Is there an association between the cut quality and the colour grade of diamonds?
results <- chisq.test(mydata$Cut, mydata$Colour,
correct = TRUE)
results
##
## Pearson's Chi-squared test
##
## data: mydata$Cut and mydata$Colour
## X-squared = 310.32, df = 24, p-value < 2.2e-16
addmargins(results$observed)
## mydata$Colour
## mydata$Cut D E F G H I J Sum
## Fair 163 224 312 314 303 175 119 1610
## Good 662 933 909 871 702 522 307 4906
## Ideal 2834 3903 3826 4884 3115 2093 896 21551
## Premium 1603 2337 2331 2924 2360 1428 808 13791
## Very Good 1513 2400 2164 2299 1824 1204 678 12082
## Sum 6775 9797 9542 11292 8304 5422 2808 53940
round(results$expected, 2)
## mydata$Colour
## mydata$Cut D E F G H I J
## Fair 202.22 292.42 284.81 337.04 247.86 161.84 83.81
## Good 616.21 891.07 867.87 1027.04 755.27 493.15 255.40
## Ideal 2706.86 3914.26 3812.38 4511.57 3317.75 2166.29 1121.90
## Premium 1732.18 2504.83 2439.63 2887.06 2123.11 1386.26 717.93
## Very Good 1517.53 2194.43 2137.31 2529.29 1860.01 1214.47 628.96
round(results$res, 2)
## mydata$Colour
## mydata$Cut D E F G H I J
## Fair -2.76 -4.00 1.61 -1.26 3.50 1.03 3.84
## Good 1.84 1.40 1.40 -4.87 -1.94 1.30 3.23
## Ideal 2.44 -0.18 0.22 5.54 -3.52 -1.57 -6.74
## Premium -3.10 -3.35 -2.20 0.69 5.14 1.12 3.36
## Very Good -0.12 4.39 0.58 -4.58 -0.83 -0.30 1.96
Assumptions for the association between two categorical variables are that the observations are independent of each other and that all expected frequencies are greater than 5. Both assumptions are met in this data sample (expected frequencies table is < 5).

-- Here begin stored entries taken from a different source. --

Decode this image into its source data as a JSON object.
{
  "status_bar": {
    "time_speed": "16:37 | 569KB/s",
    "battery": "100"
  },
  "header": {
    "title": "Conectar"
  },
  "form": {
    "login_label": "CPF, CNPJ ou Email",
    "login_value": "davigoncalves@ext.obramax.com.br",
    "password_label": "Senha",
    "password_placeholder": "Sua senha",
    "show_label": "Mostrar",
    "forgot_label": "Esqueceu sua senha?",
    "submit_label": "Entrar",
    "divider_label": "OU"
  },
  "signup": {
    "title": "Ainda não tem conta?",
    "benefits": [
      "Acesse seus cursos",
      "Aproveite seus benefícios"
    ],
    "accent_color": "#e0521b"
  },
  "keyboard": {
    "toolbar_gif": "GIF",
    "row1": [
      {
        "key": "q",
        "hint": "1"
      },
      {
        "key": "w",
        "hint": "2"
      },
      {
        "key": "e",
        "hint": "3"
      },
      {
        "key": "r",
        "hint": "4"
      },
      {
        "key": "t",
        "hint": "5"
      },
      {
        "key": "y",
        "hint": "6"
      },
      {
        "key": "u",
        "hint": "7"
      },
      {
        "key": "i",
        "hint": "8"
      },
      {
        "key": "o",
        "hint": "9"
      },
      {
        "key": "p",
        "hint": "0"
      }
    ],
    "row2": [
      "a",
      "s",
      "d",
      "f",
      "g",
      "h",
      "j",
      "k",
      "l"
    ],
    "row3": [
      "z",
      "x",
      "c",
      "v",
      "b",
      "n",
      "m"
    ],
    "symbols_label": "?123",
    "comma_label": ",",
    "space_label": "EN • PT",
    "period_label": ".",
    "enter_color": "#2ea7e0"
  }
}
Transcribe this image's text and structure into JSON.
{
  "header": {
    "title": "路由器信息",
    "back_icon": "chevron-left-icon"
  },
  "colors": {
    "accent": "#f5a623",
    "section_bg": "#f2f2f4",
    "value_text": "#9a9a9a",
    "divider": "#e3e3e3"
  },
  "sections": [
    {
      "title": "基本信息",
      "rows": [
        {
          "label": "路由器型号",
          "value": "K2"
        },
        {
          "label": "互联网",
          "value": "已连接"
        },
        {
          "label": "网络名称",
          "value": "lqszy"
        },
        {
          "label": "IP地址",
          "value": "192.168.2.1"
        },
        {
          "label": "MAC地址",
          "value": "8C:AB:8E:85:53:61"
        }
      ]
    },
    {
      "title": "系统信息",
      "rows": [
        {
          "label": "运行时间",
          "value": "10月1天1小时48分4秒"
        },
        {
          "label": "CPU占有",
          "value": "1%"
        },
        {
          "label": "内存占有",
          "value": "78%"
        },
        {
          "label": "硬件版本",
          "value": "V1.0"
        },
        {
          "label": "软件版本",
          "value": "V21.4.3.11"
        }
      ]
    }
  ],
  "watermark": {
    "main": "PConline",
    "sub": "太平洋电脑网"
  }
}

We can reject H0 at p<0.001.
Explanations for category ideal cut & D (best colour): 1. Observed frequency: the observed value for ideal cut & D (best colour) is 2834. 2. Expected frequency: if there would be no association, we would expect 2706.86 diamonds in the category completed ideal cut & D (best colour). 3. Standard residual: In the combination ideal cut & D (best colour) there is more than expected number of diamonds in this category at α = 0.05.
library(effectsize)
effectsize::cramers_v(mydata$Cut, mydata$Colour)
## Cramer's V (adj.) | 95% CI
## --------------------------------
## 0.04 | [0.03, 1.00]
##
## - One-sided CIs: upper bound fixed at [1.00].
interpret_cramers_v(0.04)
## [1] "tiny"
## (Rules: funder2019)
We found that there is an association between diamond cut quality and colour, the effect size of this association is tiny (r = 0.04).